Both the Prime Ministers reiterated the value of Quad consultations in shaping the post-Covid order. At the upcoming Quad leaders’ summit, the focus of Prime Minister Modi’s discussion along with American President Joseph Biden, Australian Prime Minister Scott Morrison, and Japanese Prime Minister Suga will be on issues of mutual interest such as resilient supply chains, emerging and critical technologies, maritime security, and climate change. Earlier, last month, the third India-Australia-Japan-US Quad foreign ministerial meeting was held. The discussion underscored the need to uphold a rules-based international order, reinforced by respect for territorial integrity and sovereignty, rule of law, freedom of navigation, and peaceful resolution of disputes. The developing situation in Myanmar also featured in the discussions. India has maintained that the rule of law and democratic process be upheld peacefully.

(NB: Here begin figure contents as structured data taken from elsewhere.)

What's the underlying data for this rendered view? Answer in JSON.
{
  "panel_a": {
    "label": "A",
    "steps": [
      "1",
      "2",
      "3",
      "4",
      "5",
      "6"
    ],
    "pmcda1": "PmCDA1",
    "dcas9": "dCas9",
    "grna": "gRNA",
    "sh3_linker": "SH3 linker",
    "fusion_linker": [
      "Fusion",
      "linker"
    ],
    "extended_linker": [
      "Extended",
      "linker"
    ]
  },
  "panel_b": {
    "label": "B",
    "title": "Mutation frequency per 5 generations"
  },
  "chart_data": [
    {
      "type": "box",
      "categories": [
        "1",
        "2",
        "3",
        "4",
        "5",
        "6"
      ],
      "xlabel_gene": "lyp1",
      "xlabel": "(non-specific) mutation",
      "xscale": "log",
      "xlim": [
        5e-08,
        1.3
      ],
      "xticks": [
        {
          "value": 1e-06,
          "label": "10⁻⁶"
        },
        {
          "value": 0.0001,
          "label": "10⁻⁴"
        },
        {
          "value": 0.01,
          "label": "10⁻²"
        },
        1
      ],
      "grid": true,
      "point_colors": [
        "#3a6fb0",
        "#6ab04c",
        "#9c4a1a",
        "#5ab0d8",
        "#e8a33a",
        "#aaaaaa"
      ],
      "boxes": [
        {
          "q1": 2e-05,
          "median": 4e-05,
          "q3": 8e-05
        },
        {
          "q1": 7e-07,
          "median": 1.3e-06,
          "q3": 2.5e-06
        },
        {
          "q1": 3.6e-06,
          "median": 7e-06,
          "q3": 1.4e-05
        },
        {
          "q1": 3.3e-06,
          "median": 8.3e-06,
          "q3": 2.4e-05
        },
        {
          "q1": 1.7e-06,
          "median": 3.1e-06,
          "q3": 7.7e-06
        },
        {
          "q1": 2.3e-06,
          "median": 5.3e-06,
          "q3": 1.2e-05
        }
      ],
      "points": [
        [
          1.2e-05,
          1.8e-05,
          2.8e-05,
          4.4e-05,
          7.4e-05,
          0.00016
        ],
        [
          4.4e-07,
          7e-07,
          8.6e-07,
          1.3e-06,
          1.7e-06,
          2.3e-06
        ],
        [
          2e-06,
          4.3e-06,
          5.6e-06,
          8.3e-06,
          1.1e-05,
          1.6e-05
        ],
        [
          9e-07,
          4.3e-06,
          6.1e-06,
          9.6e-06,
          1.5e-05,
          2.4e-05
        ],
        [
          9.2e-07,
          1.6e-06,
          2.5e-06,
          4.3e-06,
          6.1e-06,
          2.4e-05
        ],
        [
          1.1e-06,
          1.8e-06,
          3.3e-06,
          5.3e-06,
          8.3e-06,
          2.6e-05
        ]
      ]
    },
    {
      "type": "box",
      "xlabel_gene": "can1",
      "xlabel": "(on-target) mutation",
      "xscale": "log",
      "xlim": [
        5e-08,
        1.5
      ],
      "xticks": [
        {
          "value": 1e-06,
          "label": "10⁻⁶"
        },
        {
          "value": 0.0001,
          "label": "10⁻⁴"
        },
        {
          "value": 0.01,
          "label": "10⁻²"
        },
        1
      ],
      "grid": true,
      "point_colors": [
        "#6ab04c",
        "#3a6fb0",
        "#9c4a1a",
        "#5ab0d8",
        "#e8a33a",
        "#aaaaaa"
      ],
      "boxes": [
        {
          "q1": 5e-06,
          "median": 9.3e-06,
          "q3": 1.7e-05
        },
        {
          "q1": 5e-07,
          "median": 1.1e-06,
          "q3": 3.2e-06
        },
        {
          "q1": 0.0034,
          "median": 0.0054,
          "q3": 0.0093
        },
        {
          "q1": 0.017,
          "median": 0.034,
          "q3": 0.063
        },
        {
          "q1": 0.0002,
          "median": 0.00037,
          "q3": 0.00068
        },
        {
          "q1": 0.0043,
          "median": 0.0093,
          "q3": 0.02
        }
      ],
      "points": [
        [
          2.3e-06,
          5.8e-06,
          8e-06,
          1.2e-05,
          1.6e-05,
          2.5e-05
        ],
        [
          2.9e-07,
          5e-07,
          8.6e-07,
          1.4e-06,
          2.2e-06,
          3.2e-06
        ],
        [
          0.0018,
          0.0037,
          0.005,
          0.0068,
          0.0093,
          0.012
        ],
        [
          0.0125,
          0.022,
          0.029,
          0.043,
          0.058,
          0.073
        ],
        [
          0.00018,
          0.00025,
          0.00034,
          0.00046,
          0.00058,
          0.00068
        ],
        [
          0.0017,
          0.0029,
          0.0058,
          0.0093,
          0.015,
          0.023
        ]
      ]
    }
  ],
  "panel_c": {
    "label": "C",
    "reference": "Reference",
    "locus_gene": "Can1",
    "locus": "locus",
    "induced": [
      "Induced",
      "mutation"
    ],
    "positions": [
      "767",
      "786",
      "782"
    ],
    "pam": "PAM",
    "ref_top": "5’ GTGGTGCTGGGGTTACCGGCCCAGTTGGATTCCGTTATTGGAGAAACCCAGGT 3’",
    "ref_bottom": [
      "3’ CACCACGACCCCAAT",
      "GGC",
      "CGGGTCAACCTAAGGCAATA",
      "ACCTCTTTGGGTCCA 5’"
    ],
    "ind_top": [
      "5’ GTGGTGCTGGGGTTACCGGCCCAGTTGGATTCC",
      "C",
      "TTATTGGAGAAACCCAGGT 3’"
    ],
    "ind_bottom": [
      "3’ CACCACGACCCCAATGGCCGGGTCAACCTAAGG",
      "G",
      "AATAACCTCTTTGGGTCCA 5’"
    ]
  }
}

2022 will mark the 70th anniversary of the establishment of India-Japan diplomatic relations. Japan has emerged as an important partner in India’s ‘Act East Policy’. It is an indispensable player in India’s modernization, with cumulative FDI inflows of around US$ 33.5 billion from 2000-2020, representing over 7 percent of total FDI inflows during the period. It is also a leading source of development assistance. Meanwhile, India is perceived as a strategic anchor in Japan’s Free and Open Indo-Pacific vision. As maritime democracies, both have cooperated bilaterally and at a regional level for safeguarding global commons and supporting a rules-based Indo-Pacific order.
Revamping infrastructure both within India and beyond has gained primacy in India-Japan relations. Japan’s role in India’s mega-infrastructure projects including the flagship Mumbai-Ahmedabad high-speed rail (HSR) showcases the depth of the bilateral partnership. Mega-industrial corridors such as the Western Dedicated Freight Corridor, the Delhi-Mumbai Industrial Corridor, and the Chennai-Bangalore Industrial Corridor has been pursued with Japanese development assistance. Additionally, Japan is playing a constructive role in developing infrastructure in strategic peripheries like the Northeast and Andaman, and the Nicobar Islands.
Advancing economic engagement is a priority. With complementarities in their demographic profile and Japan’s hardware and India’s software, it is important to seize the opportunities for strengthening economic cooperation. A Memorandum of Cooperation on “Specified Skilled Worker” was signed in January. The goal is to establish a framework to ease mobility of skilled professionals in 14 sectors encompassing nursing care, material processing industry, industrial machinery manufacturing industry, electric and electronic information related industry, construction, shipbuilding, and ship-related industry, automobile maintenance, aviation, lodging, building cleaning, agriculture, fisheries, food, and beverages manufacturing industry and foodservice industry.
Prime Minister Modi has unveiled high-powered diplomacy and stressed that “a strong India and a strong Japan will not only enrich our two nations. It will also be a stabilizing factor in Asia and the world.” As the Indo-Pacific assumes greater strategic salience, both India and Japan have invested in forward-thinking to achieve the full potential of this “action-oriented partnership”.